Not knowing is your passport to appreciating and opening you to what you don’t know. Knowing stops you at the border; not knowing gets you past your customs.
Not knowing engages your curiosity; certainty stops it dead in its tracks.
Here’s a little experiment to open you up to not knowing. Take a mundane, mindless activity and pay careful attention while you execute it. For example, the next time you approach a doorknob, wonder how it works before you take any action. In other words, don’t know about the doorknob, as was once the case way back when. Explore it from all different angles.

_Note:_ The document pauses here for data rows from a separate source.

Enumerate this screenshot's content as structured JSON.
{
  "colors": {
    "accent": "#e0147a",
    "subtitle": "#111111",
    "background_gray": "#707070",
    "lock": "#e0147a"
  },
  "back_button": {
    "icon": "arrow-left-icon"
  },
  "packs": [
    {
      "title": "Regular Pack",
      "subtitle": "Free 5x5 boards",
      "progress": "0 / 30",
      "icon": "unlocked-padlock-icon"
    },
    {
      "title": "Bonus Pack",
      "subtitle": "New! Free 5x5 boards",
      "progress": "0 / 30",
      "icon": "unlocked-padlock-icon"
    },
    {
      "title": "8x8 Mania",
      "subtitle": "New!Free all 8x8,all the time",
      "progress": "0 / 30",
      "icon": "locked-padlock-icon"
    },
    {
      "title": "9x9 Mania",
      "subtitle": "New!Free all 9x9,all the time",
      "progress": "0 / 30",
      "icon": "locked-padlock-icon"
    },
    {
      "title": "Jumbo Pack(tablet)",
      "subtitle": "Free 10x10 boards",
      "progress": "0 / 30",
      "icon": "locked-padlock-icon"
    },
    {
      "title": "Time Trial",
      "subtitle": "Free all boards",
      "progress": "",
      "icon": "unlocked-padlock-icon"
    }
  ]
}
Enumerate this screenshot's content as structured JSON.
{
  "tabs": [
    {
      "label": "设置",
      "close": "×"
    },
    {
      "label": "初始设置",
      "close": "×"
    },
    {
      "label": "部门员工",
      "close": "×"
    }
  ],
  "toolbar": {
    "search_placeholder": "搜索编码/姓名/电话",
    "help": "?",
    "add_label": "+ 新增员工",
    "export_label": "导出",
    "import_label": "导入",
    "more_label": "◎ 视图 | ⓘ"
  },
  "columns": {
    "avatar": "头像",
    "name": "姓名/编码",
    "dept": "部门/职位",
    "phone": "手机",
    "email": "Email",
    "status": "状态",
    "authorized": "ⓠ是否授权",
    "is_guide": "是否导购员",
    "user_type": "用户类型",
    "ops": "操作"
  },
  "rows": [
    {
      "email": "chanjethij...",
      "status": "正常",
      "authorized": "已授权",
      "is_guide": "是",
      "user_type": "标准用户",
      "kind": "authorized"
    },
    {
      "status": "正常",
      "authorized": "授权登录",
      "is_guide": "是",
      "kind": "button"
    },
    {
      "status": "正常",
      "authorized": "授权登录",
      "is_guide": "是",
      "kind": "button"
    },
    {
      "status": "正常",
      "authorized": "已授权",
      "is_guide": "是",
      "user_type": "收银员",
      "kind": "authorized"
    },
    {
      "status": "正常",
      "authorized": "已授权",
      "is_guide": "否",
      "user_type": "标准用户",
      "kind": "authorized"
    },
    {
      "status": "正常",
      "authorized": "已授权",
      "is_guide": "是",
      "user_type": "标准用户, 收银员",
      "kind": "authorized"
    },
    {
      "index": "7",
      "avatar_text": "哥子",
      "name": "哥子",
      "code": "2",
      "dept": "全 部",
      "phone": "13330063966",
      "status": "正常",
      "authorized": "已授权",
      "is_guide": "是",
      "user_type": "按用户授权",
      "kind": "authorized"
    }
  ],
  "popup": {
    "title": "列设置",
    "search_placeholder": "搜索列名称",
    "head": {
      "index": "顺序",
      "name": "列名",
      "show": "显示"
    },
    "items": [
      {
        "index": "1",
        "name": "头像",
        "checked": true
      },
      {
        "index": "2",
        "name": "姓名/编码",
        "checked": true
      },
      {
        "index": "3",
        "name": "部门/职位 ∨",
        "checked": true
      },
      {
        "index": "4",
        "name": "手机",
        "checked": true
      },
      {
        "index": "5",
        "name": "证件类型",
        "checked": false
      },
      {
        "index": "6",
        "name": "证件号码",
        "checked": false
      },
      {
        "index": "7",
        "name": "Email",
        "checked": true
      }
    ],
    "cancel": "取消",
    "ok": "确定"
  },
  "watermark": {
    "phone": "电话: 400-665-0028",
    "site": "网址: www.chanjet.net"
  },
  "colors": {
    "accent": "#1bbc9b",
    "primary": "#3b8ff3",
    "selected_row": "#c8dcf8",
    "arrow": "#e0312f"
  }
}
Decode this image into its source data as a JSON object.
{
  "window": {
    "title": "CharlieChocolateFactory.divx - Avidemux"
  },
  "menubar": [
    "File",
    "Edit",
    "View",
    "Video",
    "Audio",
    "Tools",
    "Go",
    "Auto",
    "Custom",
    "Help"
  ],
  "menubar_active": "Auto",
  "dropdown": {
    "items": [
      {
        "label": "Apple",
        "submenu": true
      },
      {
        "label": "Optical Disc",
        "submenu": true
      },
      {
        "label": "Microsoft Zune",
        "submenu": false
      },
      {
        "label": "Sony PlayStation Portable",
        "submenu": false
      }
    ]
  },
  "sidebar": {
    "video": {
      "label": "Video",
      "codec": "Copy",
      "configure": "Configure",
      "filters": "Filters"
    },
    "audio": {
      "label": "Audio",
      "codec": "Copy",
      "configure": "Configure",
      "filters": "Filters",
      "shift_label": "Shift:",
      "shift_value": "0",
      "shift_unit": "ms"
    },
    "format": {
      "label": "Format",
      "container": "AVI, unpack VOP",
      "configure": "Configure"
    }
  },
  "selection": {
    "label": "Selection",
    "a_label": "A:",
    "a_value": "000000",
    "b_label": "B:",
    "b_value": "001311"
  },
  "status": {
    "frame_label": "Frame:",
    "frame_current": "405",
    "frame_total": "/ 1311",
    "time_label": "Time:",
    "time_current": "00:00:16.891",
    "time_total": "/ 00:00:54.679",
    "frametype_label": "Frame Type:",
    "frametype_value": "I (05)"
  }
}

Here’s what you’ll notice: you’ll watch your curiosity kick in. Not knowing gives your curiosity a kick in the pants. In case you haven’t noticed, curiosity provides juice to your life. Certainty keeps your curiosity on the shelf along with the nourishment and joy it brings.
You’ll learn a lot more about life and people when you approach them from the angle of not knowing. Curiosity removes any smugness that is a staple of certainty and acts as a barrier to communication.
Start allowing yourself the freedom to not know what you know. And don’t be too surprised to see yourself grow, and as a bonus, be more in the know.